DRAFT MODEL (small): generates K tokens autoregressively (fast)
↓
TARGET MODEL (big): one forward pass on prompt + K draft tokens
↓ produces K+1 probability distributions (one per draft position + 1 next)
↓
ACCEPTANCE-REJECTION:
for each draft token:
compare draft prob to target prob at that position
accept with probability min(target_prob/draft_prob, 1)
if rejected: resample from a corrected distribution
↓
OUTPUT (same distribution as target-model-alone, faster)
Why it works: LLM inference is memory-bound at scale. A single target-model pass with K tokens is roughly as expensive as one with 1 token. Many tokens per pass = many tokens per memory roundtrip.
Autoregressive (AR): one token at a time, each from a full forward pass conditional on all previous tokens.
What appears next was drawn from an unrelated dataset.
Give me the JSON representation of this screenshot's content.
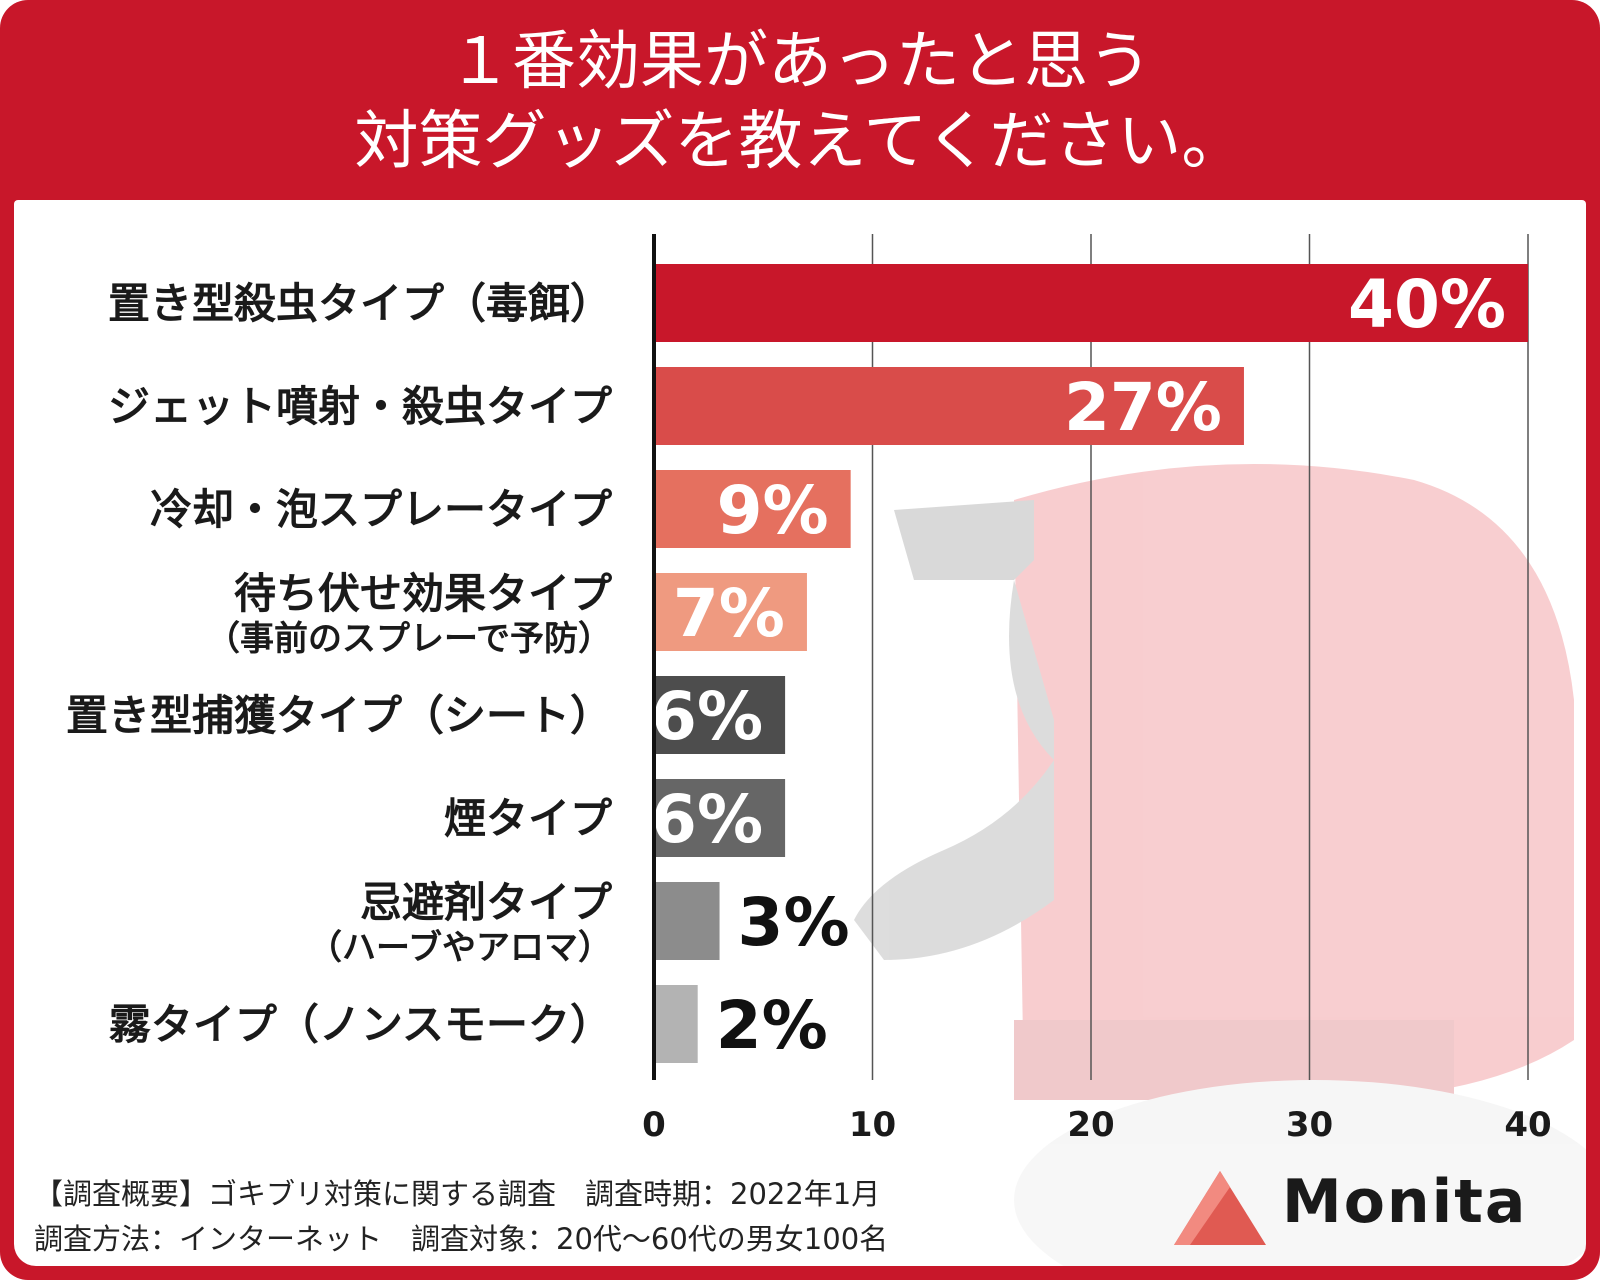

The default LLM generation paradigm.
Speculative decoding: serving optimization. Small draft model proposes K tokens; big target model verifies in one pass; acceptance-rejection guarantees same output distribution.
Multi-token prediction: speculative decoding with the draft mechanism embedded in the target model via multiple heads. No separate small model.
Diffusion LLM (DLLM): non-autoregressive generation. Start from all-masked sequence, refine across K denoising steps.
Masked diffusion model (MDM): alternative term for DLLM emphasizing the masking mechanism.
[MASK] token: the discrete-text equivalent of “noise” in image diffusion. Tokens are progressively replaced with [MASK] during training’s forward process.
Memory-bound inference: the property that LLM inference’s dominant cost is memory load, not compute. The reason speculative decoding works.
Autoregressive (one token at a time) is the default. It is not the only option. Speculative decoding makes autoregressive faster without changing the output distribution. Diffusion LLMs change the paradigm: start from all-mask, refine in parallel passes.